Verteller, 2016, tekening, 50 x 65 cm
Vreemde woorden
Hij bladerde wat in een zwart gekartonneerd schrift met linnen rug.
In stijve, keurige blokletters stond op het gelinieerd papier:
staand lopen
met gesloten ogen
het strottenhoofd stamelt
bewegingloos
vluchtende vliegen vonken
het bos brandt
alle kleur is weg
de natuur hoort zwart-wit te zijn
totdat de wekker rinkelt
de ware werkelijkheid
is halleluja anders
Sinds zijn tiende schreef hij alle dromen al op. Het was zijn tweede
ik geworden. Zonder dromen viel er niet te leven.

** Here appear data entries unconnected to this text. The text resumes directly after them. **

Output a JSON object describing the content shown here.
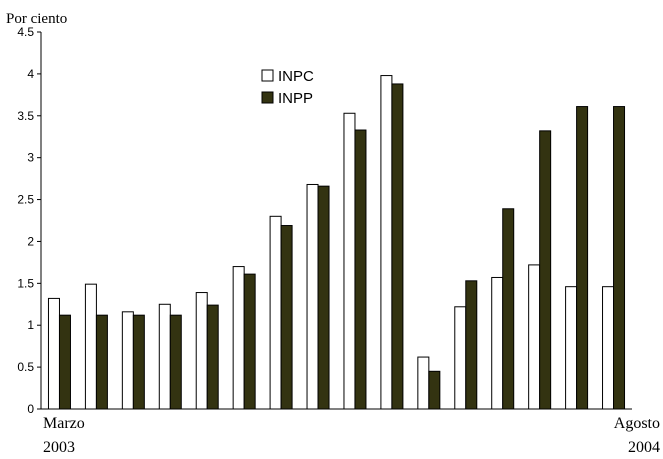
{
  "chart_data": {
    "type": "bar",
    "ylabel": "Por ciento",
    "xlabel": "",
    "ylim": [
      0,
      4.5
    ],
    "yticks": [
      0,
      0.5,
      1,
      1.5,
      2,
      2.5,
      3,
      3.5,
      4,
      4.5
    ],
    "ytick_labels": [
      "0",
      "0.5",
      "1",
      "1.5",
      "2",
      "2.5",
      "3",
      "3.5",
      "4",
      "4.5"
    ],
    "grid": false,
    "legend_position": "top-center",
    "x_start_label": {
      "line1": "Marzo",
      "line2": "2003"
    },
    "x_end_label": {
      "line1": "Agosto",
      "line2": "2004"
    },
    "series": [
      {
        "name": "INPC",
        "color": "#ffffff",
        "values": [
          1.32,
          1.49,
          1.16,
          1.25,
          1.39,
          1.7,
          2.3,
          2.68,
          3.53,
          3.98,
          0.62,
          1.22,
          1.57,
          1.72,
          1.46,
          1.46
        ]
      },
      {
        "name": "INPP",
        "color": "#333311",
        "values": [
          1.12,
          1.12,
          1.12,
          1.12,
          1.24,
          1.61,
          2.19,
          2.66,
          3.33,
          3.88,
          0.45,
          1.53,
          2.39,
          3.32,
          3.61,
          3.61
        ]
      }
    ]
  }
}
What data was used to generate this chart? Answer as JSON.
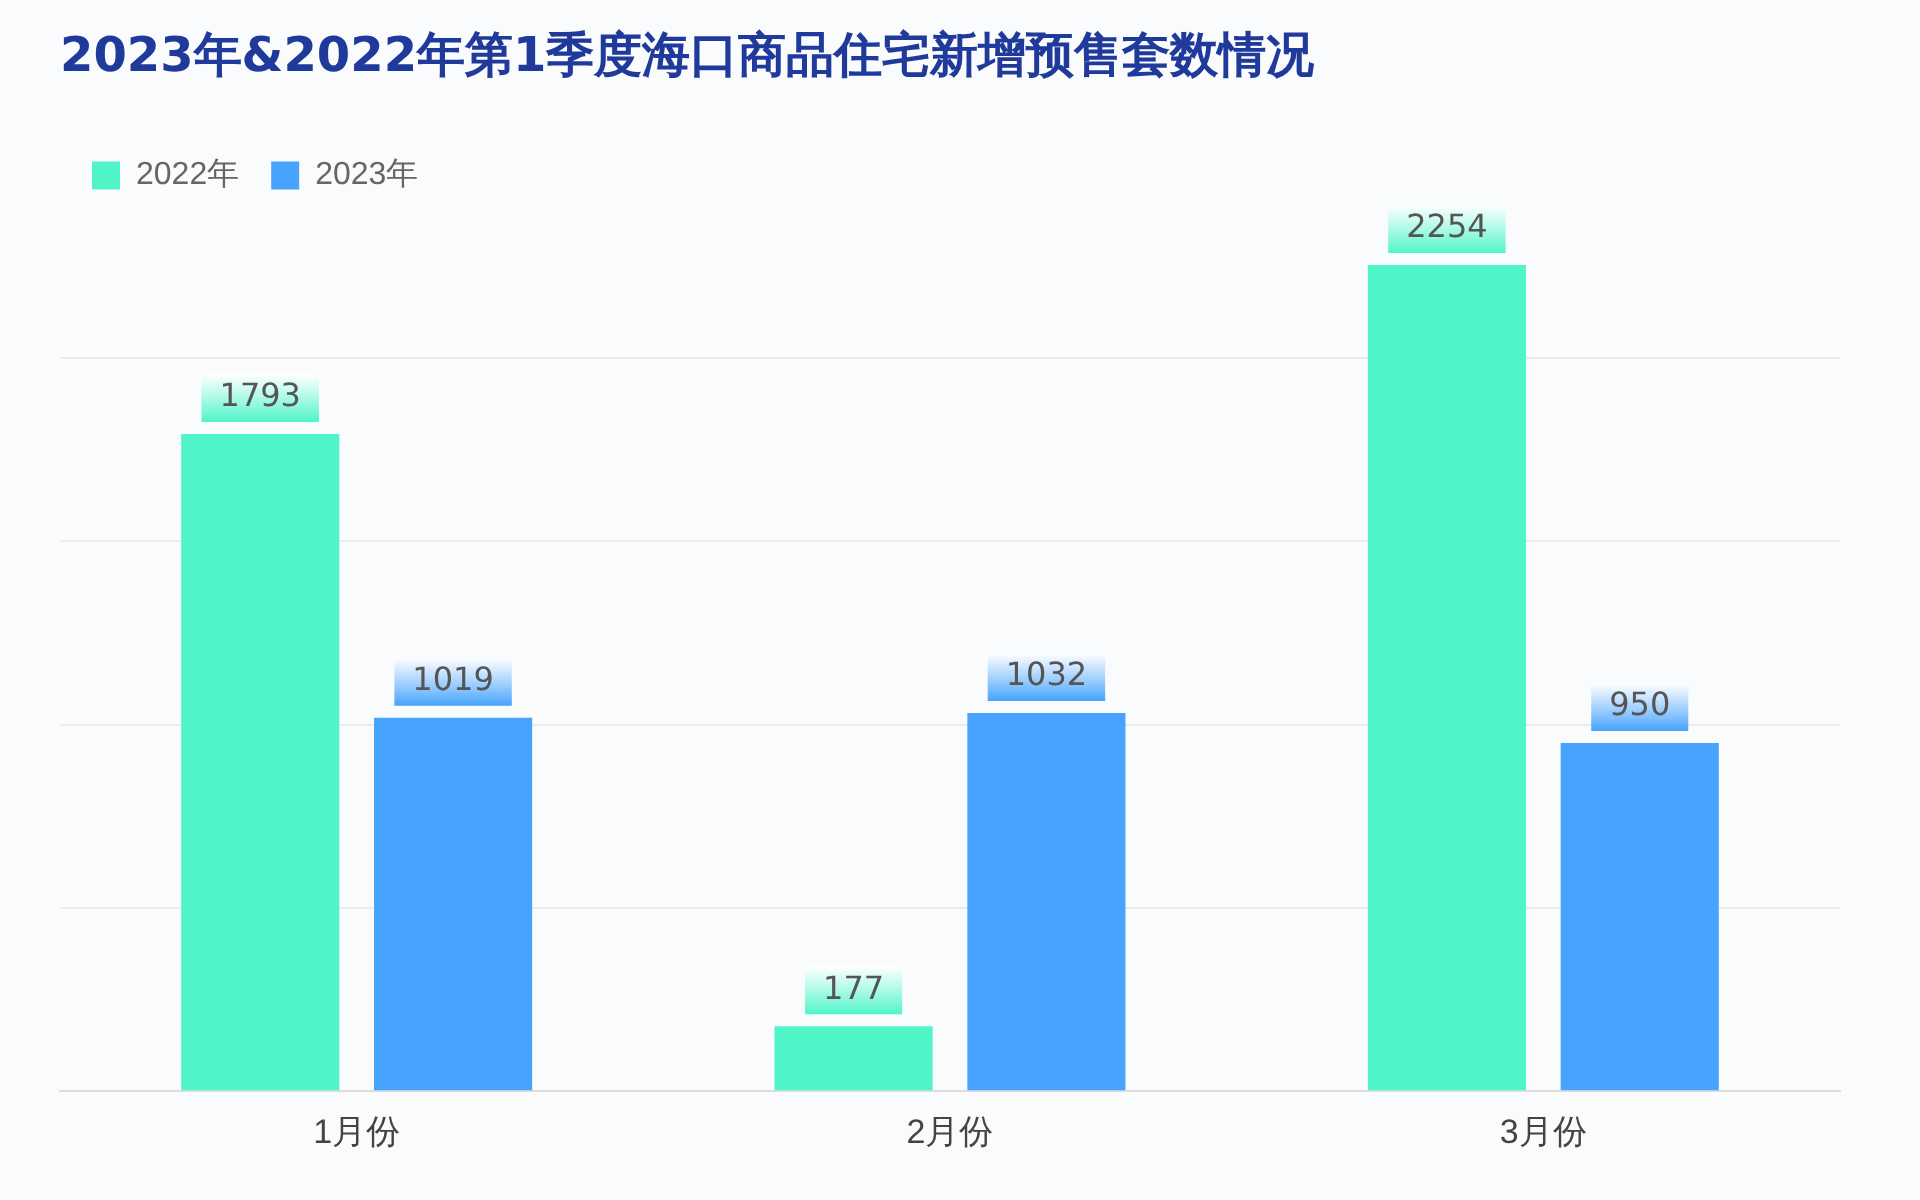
{
  "chart_data": {
    "type": "bar",
    "title": "2023年&2022年第1季度海口商品住宅新增预售套数情况",
    "categories": [
      "1月份",
      "2月份",
      "3月份"
    ],
    "series": [
      {
        "name": "2022年",
        "color": "#4ff5c9",
        "values": [
          1793,
          177,
          2254
        ]
      },
      {
        "name": "2023年",
        "color": "#47a3fd",
        "values": [
          1019,
          1032,
          950
        ]
      }
    ],
    "ylim": [
      0,
      2400
    ],
    "yticks": [
      {
        "value": 0,
        "label": null
      },
      {
        "value": 500,
        "label": null
      },
      {
        "value": 1000,
        "label": null
      },
      {
        "value": 1500,
        "label": null
      },
      {
        "value": 2000,
        "label": null
      }
    ],
    "tick_labels": "x",
    "grid": "y",
    "legend": "top left",
    "data_labels": true
  }
}
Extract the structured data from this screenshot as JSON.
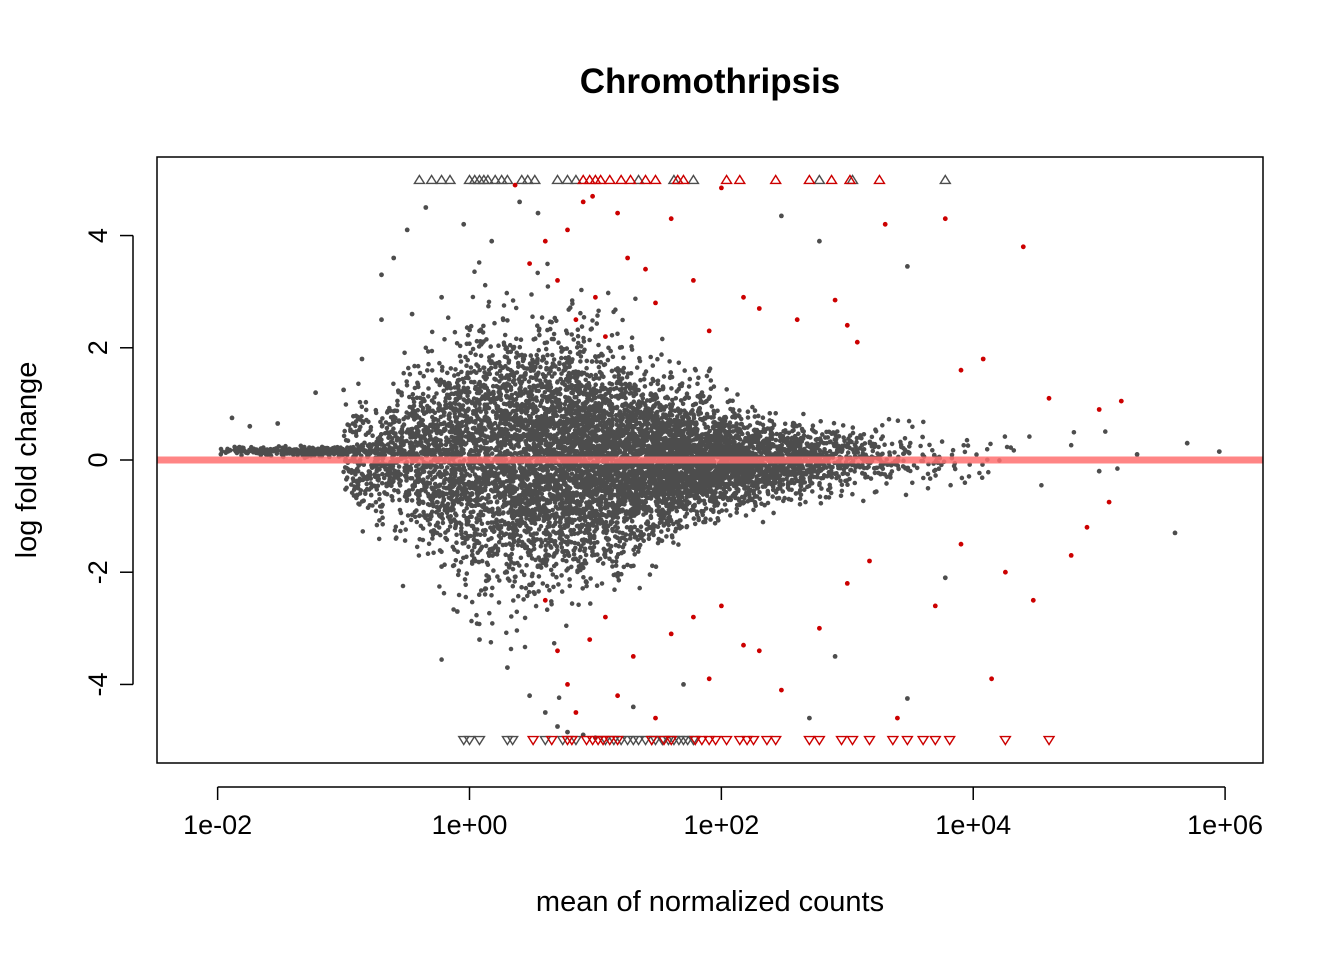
{
  "chart_data": {
    "type": "scatter",
    "title": "Chromothripsis",
    "xlabel": "mean of normalized counts",
    "ylabel": "log fold change",
    "x_scale": "log10",
    "xlim": [
      0.0033,
      2000000
    ],
    "ylim": [
      -5.4,
      5.4
    ],
    "x_ticks": [
      {
        "value": 0.01,
        "label": "1e-02"
      },
      {
        "value": 1,
        "label": "1e+00"
      },
      {
        "value": 100,
        "label": "1e+02"
      },
      {
        "value": 10000,
        "label": "1e+04"
      },
      {
        "value": 1000000,
        "label": "1e+06"
      }
    ],
    "y_ticks": [
      {
        "value": -4,
        "label": "-4"
      },
      {
        "value": -2,
        "label": "-2"
      },
      {
        "value": 0,
        "label": "0"
      },
      {
        "value": 2,
        "label": "2"
      },
      {
        "value": 4,
        "label": "4"
      }
    ],
    "grid": false,
    "legend": "none",
    "colors": {
      "not_significant": "#4d4d4d",
      "significant": "#cc0000",
      "reference_line": "#ff7070"
    },
    "reference_line": {
      "y": 0
    },
    "series": [
      {
        "significant": false,
        "points": [
          [
            0.013,
            0.75
          ],
          [
            0.018,
            0.6
          ],
          [
            0.03,
            0.65
          ],
          [
            0.06,
            1.2
          ],
          [
            0.1,
            1.25
          ],
          [
            0.14,
            1.8
          ],
          [
            0.2,
            2.5
          ],
          [
            0.2,
            3.3
          ],
          [
            0.25,
            3.6
          ],
          [
            0.32,
            4.1
          ],
          [
            0.45,
            4.5
          ],
          [
            0.9,
            4.2
          ],
          [
            1.5,
            3.9
          ],
          [
            2.5,
            4.6
          ],
          [
            3.5,
            4.4
          ],
          [
            0.35,
            2.6
          ],
          [
            0.6,
            2.9
          ],
          [
            1.2,
            2.3
          ],
          [
            3000,
            3.45
          ],
          [
            300,
            4.35
          ],
          [
            600,
            3.9
          ],
          [
            0.6,
            -1.9
          ],
          [
            0.8,
            -2.7
          ],
          [
            1.2,
            -3.2
          ],
          [
            2,
            -3.7
          ],
          [
            3,
            -4.2
          ],
          [
            4,
            -4.5
          ],
          [
            5,
            -4.75
          ],
          [
            6,
            -4.85
          ],
          [
            8,
            -4.9
          ],
          [
            10,
            -4.95
          ],
          [
            20,
            -4.4
          ],
          [
            50,
            -4.0
          ],
          [
            500,
            -4.6
          ],
          [
            3000,
            -4.25
          ],
          [
            800,
            -3.5
          ],
          [
            6000,
            -2.1
          ],
          [
            400000,
            -1.3
          ],
          [
            500000,
            0.3
          ],
          [
            900000,
            0.15
          ],
          [
            200000,
            0.1
          ],
          [
            100000,
            -0.2
          ]
        ],
        "clipped_top": [
          0.4,
          0.5,
          0.6,
          0.7,
          1.0,
          1.1,
          1.2,
          1.3,
          1.4,
          1.6,
          1.8,
          2.0,
          2.6,
          2.9,
          3.3,
          5.0,
          6.0,
          7.0,
          22,
          42,
          60,
          600,
          1100,
          6000
        ],
        "clipped_bottom": [
          0.9,
          1.0,
          1.2,
          2.0,
          2.2,
          4.0,
          5.5,
          7.0,
          12,
          14,
          16,
          18,
          20,
          22,
          25,
          28,
          30,
          34,
          38,
          42,
          46,
          50,
          54,
          60
        ]
      },
      {
        "significant": true,
        "points": [
          [
            2.3,
            4.9
          ],
          [
            8,
            4.6
          ],
          [
            9.5,
            4.7
          ],
          [
            15,
            4.4
          ],
          [
            18,
            3.6
          ],
          [
            25,
            3.4
          ],
          [
            30,
            2.8
          ],
          [
            40,
            4.3
          ],
          [
            60,
            3.2
          ],
          [
            80,
            2.3
          ],
          [
            100,
            4.85
          ],
          [
            150,
            2.9
          ],
          [
            200,
            2.7
          ],
          [
            400,
            2.5
          ],
          [
            800,
            2.85
          ],
          [
            1000,
            2.4
          ],
          [
            1200,
            2.1
          ],
          [
            2000,
            4.2
          ],
          [
            6000,
            4.3
          ],
          [
            8000,
            1.6
          ],
          [
            12000,
            1.8
          ],
          [
            25000,
            3.8
          ],
          [
            40000,
            1.1
          ],
          [
            100000,
            0.9
          ],
          [
            150000,
            1.05
          ],
          [
            4,
            3.9
          ],
          [
            5,
            3.2
          ],
          [
            6,
            4.1
          ],
          [
            7,
            2.5
          ],
          [
            3,
            3.5
          ],
          [
            10,
            2.9
          ],
          [
            12,
            2.2
          ],
          [
            4,
            -2.5
          ],
          [
            5,
            -3.4
          ],
          [
            6,
            -4.0
          ],
          [
            7,
            -4.5
          ],
          [
            9,
            -3.2
          ],
          [
            12,
            -2.8
          ],
          [
            15,
            -4.2
          ],
          [
            20,
            -3.5
          ],
          [
            30,
            -4.6
          ],
          [
            40,
            -3.1
          ],
          [
            60,
            -2.8
          ],
          [
            80,
            -3.9
          ],
          [
            100,
            -2.6
          ],
          [
            150,
            -3.3
          ],
          [
            200,
            -3.4
          ],
          [
            300,
            -4.1
          ],
          [
            600,
            -3.0
          ],
          [
            1000,
            -2.2
          ],
          [
            1500,
            -1.8
          ],
          [
            2500,
            -4.6
          ],
          [
            5000,
            -2.6
          ],
          [
            8000,
            -1.5
          ],
          [
            14000,
            -3.9
          ],
          [
            18000,
            -2.0
          ],
          [
            30000,
            -2.5
          ],
          [
            60000,
            -1.7
          ],
          [
            80000,
            -1.2
          ],
          [
            120000,
            -0.75
          ]
        ],
        "clipped_top": [
          8,
          9,
          10,
          11,
          13,
          16,
          19,
          25,
          30,
          45,
          50,
          110,
          140,
          270,
          500,
          750,
          1050,
          1800
        ],
        "clipped_bottom": [
          3.2,
          4.5,
          6.0,
          6.5,
          8.5,
          9.5,
          10.5,
          11.5,
          13,
          15,
          28,
          35,
          40,
          62,
          70,
          80,
          90,
          110,
          140,
          160,
          180,
          230,
          270,
          500,
          600,
          900,
          1100,
          1500,
          2300,
          3000,
          4000,
          5000,
          6500,
          18000,
          40000
        ]
      }
    ]
  }
}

Hij tuurde net iets te lang in de spiegel. Zijn zware wenkbrauwen
gingen ervan omhoog. Opnieuw dacht hij aan zijn mooiste kindertijd,
toen alle woorden nog nieuw waren of nog niet eens bestonden.
Daardoor legde je de vreemdste verbanden.
Zo had hij wenkbrauwen altijd als wekbrauwen verstaan. Die waren
er om je na de slaap wakker te maken, ze wekten je brauwen!
Geen idee wat die brauwen eigenlijk waren. Vast iets heel nuttigs.
Morgenavond droom ik weer verder – zei hij hard op in de spiegel,
om zichzelf flink overdreven te overtuigen.
Ik verheug me nu al op alle nieuwe woorden.